GNOME with Compiz looks wonderful on my machine, and behaves just the way I want it to. Emerald has some pretty neat themes available for download, and I absolutely love the wall. Combined with expo it's like I've got eight screens at once. Also, wobbly windows and other effects makes it so much nicer that other window managers I've tried (as long as you don't overdo it. I've found the settings perfect for me). When I enabled wobbly windows in KDE absolutely nothing happened, and then it crashed. Overall it felt like ME.
The only thing that bothers me about GNOME right now is that Tk, and to a lesser extent, wxWidgets, look ugly. Tk looks like win 95, and wx looks, well... confused. Tk didn't look especially good in windows either, but at least it had most of the look and feel, except for a few buttons that were slightly off. I don't know if this is actually GNOME's fault thought. Seems to me like it's the toolkits' responsibility thought.
Finally I must say that I agree with the KDE philosophy more than I do GNOME, but thus far I haven't seen any of it. I'm also probably the odd man out when it comes to bugs, but that still doesn't change the fact that KDE is absolutely useless on my machine.
(I've only tested KDE with Kubuntu. I've testen GNOME both on ubuntu and Gentoo, but it was basically identical.)
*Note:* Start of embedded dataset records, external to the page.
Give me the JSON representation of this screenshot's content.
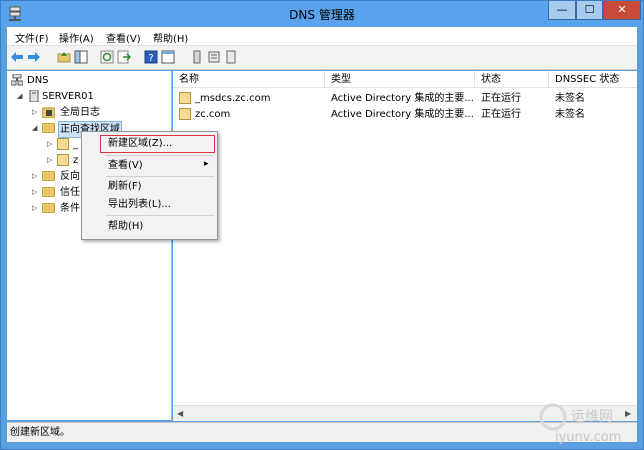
{
  "window": {
    "title": "DNS 管理器",
    "controls": {
      "minimize": "—",
      "maximize": "☐",
      "close": "✕"
    }
  },
  "menubar": [
    {
      "label": "文件(F)"
    },
    {
      "label": "操作(A)"
    },
    {
      "label": "查看(V)"
    },
    {
      "label": "帮助(H)"
    }
  ],
  "toolbar": [
    "back-arrow-icon",
    "forward-arrow-icon",
    "up-folder-icon",
    "show-hide-tree-icon",
    "refresh-icon",
    "export-list-icon",
    "help-icon",
    "properties-icon",
    "server-icon",
    "zone-icon",
    "record-icon"
  ],
  "tree": {
    "root": "DNS",
    "server": "SERVER01",
    "items": [
      {
        "label": "全局日志"
      },
      {
        "label": "正向查找区域"
      },
      {
        "label": "_"
      },
      {
        "label": "z"
      },
      {
        "label": "反向"
      },
      {
        "label": "信任"
      },
      {
        "label": "条件"
      }
    ]
  },
  "list": {
    "columns": [
      "名称",
      "类型",
      "状态",
      "DNSSEC 状态"
    ],
    "rows": [
      {
        "name": "_msdcs.zc.com",
        "type": "Active Directory 集成的主要...",
        "status": "正在运行",
        "dnssec": "未签名"
      },
      {
        "name": "zc.com",
        "type": "Active Directory 集成的主要...",
        "status": "正在运行",
        "dnssec": "未签名"
      }
    ]
  },
  "context_menu": {
    "items": [
      {
        "label": "新建区域(Z)..."
      },
      {
        "label": "查看(V)",
        "submenu_arrow": "▸"
      },
      {
        "label": "刷新(F)"
      },
      {
        "label": "导出列表(L)..."
      },
      {
        "label": "帮助(H)"
      }
    ]
  },
  "statusbar": {
    "text": "创建新区域。"
  },
  "watermark": {
    "name": "运维网",
    "url": "iyunv.com"
  },
  "colors": {
    "titlebar": "#58a3ec",
    "selection": "#cce4f7",
    "highlight_border": "#d9363e",
    "close_button": "#c74a3a"
  }
}
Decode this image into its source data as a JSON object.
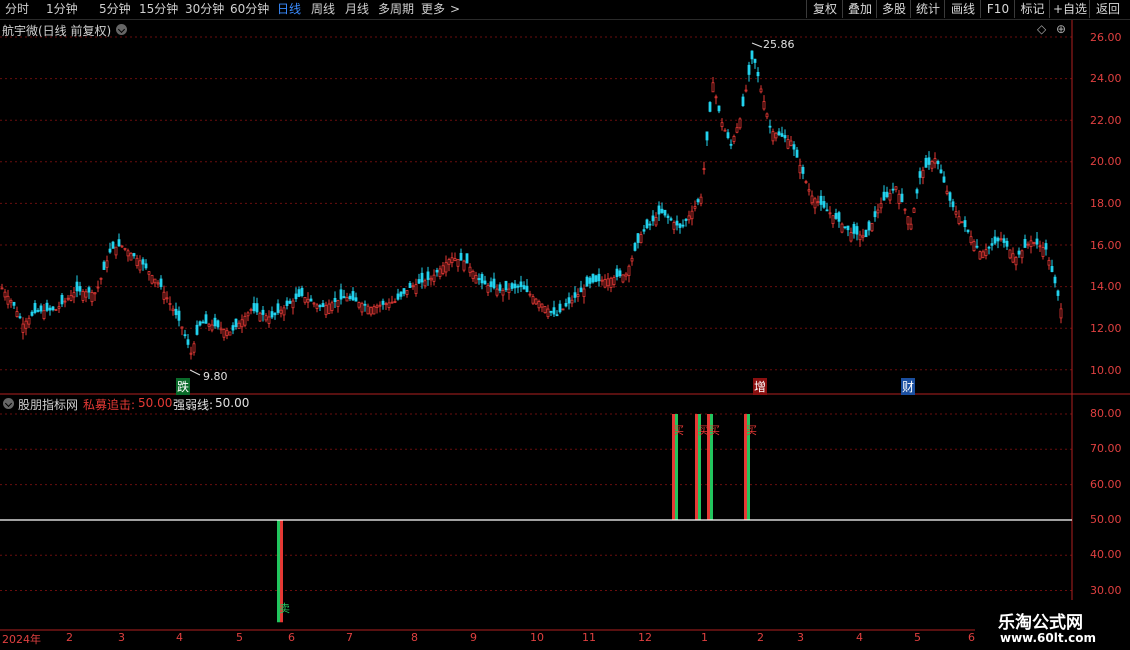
{
  "periods": [
    "分时",
    "1分钟",
    "5分钟",
    "15分钟",
    "30分钟",
    "60分钟",
    "日线",
    "周线",
    "月线",
    "多周期",
    "更多"
  ],
  "active_period": "日线",
  "more_arrow": ">",
  "toolbar": [
    "复权",
    "叠加",
    "多股",
    "统计",
    "画线",
    "F10",
    "标记",
    "+自选",
    "返回"
  ],
  "price_panel": {
    "title": "航宇微(日线 前复权)",
    "max_label": "25.86",
    "min_label": "9.80",
    "y_ticks": [
      "26.00",
      "24.00",
      "22.00",
      "20.00",
      "18.00",
      "16.00",
      "14.00",
      "12.00",
      "10.00"
    ],
    "markers": [
      {
        "text": "跌",
        "color": "#22c55e"
      },
      {
        "text": "增",
        "color": "#e53935"
      },
      {
        "text": "财",
        "color": "#3b82f6"
      }
    ]
  },
  "indicator_panel": {
    "title": "股朋指标网",
    "series1_label": "私募追击:",
    "series1_value": "50.00",
    "series2_label": "强弱线:",
    "series2_value": "50.00",
    "y_ticks": [
      "80.00",
      "70.00",
      "60.00",
      "50.00",
      "40.00",
      "30.00"
    ],
    "buy_text": "买",
    "sell_text": "卖"
  },
  "x_axis": {
    "months": [
      "2024年",
      "2",
      "3",
      "4",
      "5",
      "6",
      "7",
      "8",
      "9",
      "10",
      "11",
      "12",
      "1",
      "2",
      "3",
      "4",
      "5",
      "6"
    ]
  },
  "watermark": {
    "line1": "乐淘公式网",
    "line2": "www.60lt.com"
  },
  "colors": {
    "up": "#e53935",
    "down": "#22d3ee",
    "grid": "#7a1010",
    "axis": "#e04040"
  }
}
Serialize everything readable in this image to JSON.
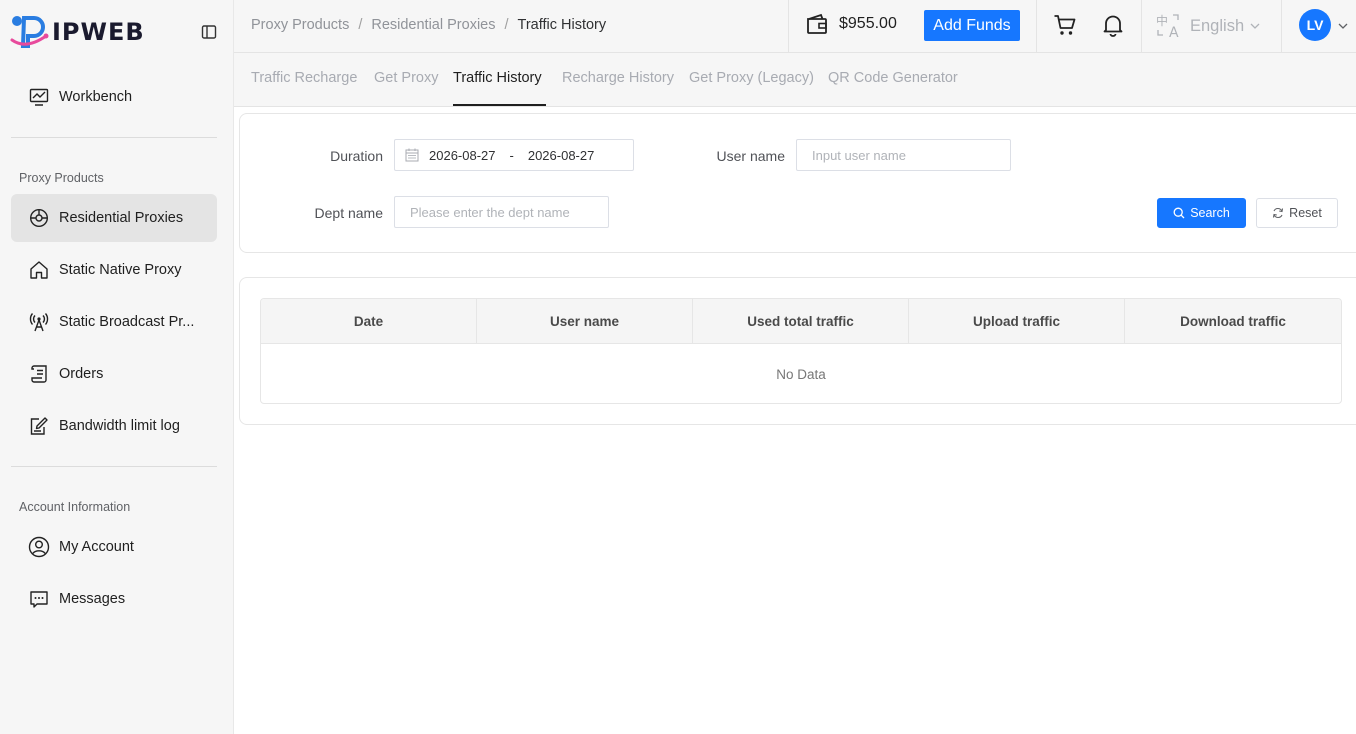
{
  "brand": {
    "name": "IPWEB",
    "primary_color": "#1677ff"
  },
  "sidebar": {
    "workbench": {
      "label": "Workbench",
      "icon": "monitor-chart-icon"
    },
    "groups": [
      {
        "title": "Proxy Products",
        "items": [
          {
            "label": "Residential Proxies",
            "icon": "globe-icon",
            "active": true
          },
          {
            "label": "Static Native Proxy",
            "icon": "home-icon",
            "active": false
          },
          {
            "label": "Static Broadcast Pr...",
            "icon": "antenna-icon",
            "active": false
          },
          {
            "label": "Orders",
            "icon": "scroll-icon",
            "active": false
          },
          {
            "label": "Bandwidth limit log",
            "icon": "edit-note-icon",
            "active": false
          }
        ]
      },
      {
        "title": "Account Information",
        "items": [
          {
            "label": "My Account",
            "icon": "user-circle-icon",
            "active": false
          },
          {
            "label": "Messages",
            "icon": "chat-bubble-icon",
            "active": false
          }
        ]
      }
    ]
  },
  "header": {
    "breadcrumb": [
      "Proxy Products",
      "Residential Proxies",
      "Traffic History"
    ],
    "balance": "$955.00",
    "add_funds_label": "Add Funds",
    "language": "English",
    "avatar_initials": "LV"
  },
  "tabs": [
    {
      "label": "Traffic Recharge",
      "active": false
    },
    {
      "label": "Get Proxy",
      "active": false
    },
    {
      "label": "Traffic History",
      "active": true
    },
    {
      "label": "Recharge History",
      "active": false
    },
    {
      "label": "Get Proxy (Legacy)",
      "active": false
    },
    {
      "label": "QR Code Generator",
      "active": false
    }
  ],
  "filters": {
    "duration_label": "Duration",
    "date_start": "2026-08-27",
    "date_sep": "-",
    "date_end": "2026-08-27",
    "username_label": "User name",
    "username_placeholder": "Input user name",
    "dept_label": "Dept name",
    "dept_placeholder": "Please enter the dept name",
    "search_label": "Search",
    "reset_label": "Reset"
  },
  "table": {
    "columns": [
      "Date",
      "User name",
      "Used total traffic",
      "Upload traffic",
      "Download traffic"
    ],
    "empty_text": "No Data"
  }
}
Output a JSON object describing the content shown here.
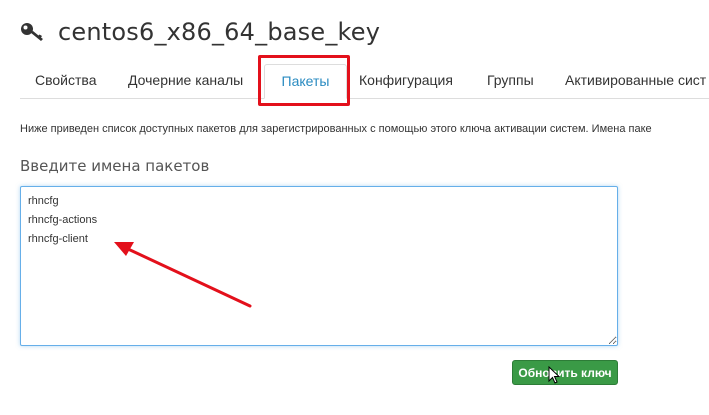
{
  "header": {
    "icon": "key-icon",
    "title": "centos6_x86_64_base_key"
  },
  "tabs": [
    {
      "label": "Свойства",
      "active": false
    },
    {
      "label": "Дочерние каналы",
      "active": false
    },
    {
      "label": "Пакеты",
      "active": true
    },
    {
      "label": "Конфигурация",
      "active": false
    },
    {
      "label": "Группы",
      "active": false
    },
    {
      "label": "Активированные сист",
      "active": false
    }
  ],
  "main": {
    "description": "Ниже приведен список доступных пакетов для зарегистрированных с помощью этого ключа активации систем. Имена паке",
    "packages_label": "Введите имена пакетов",
    "packages_value": "rhncfg\nrhncfg-actions\nrhncfg-client",
    "update_button": "Обновить ключ"
  },
  "colors": {
    "accent": "#2a8bc1",
    "highlight": "#e3101b",
    "button": "#3a9a46"
  }
}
TheGZeus wrote:By "Win2k" I mean "Grey, squared-off, and boring."
To a degree aesthetics are personal preference, and I've stated my case, so there's not much more for me to say there. *shrug*
If I remember correctly, metacity is designed to be grey and square.
Wikipedia wrote:Metacity's focus is on simplicity and usability rather than novelties or gimmicks. Its author has characterized it as a "Boring window manager for the adult in you. Many window managers are like Marshmallow Froot Loops; Metacity is like Cheerios."
As I've said, I use compiz, so this isn't an issue for me.
It is practically impossible to teach good programming to students who are motivated by money: As potential programmers they are mentally mutilated beyond hope of regeneration.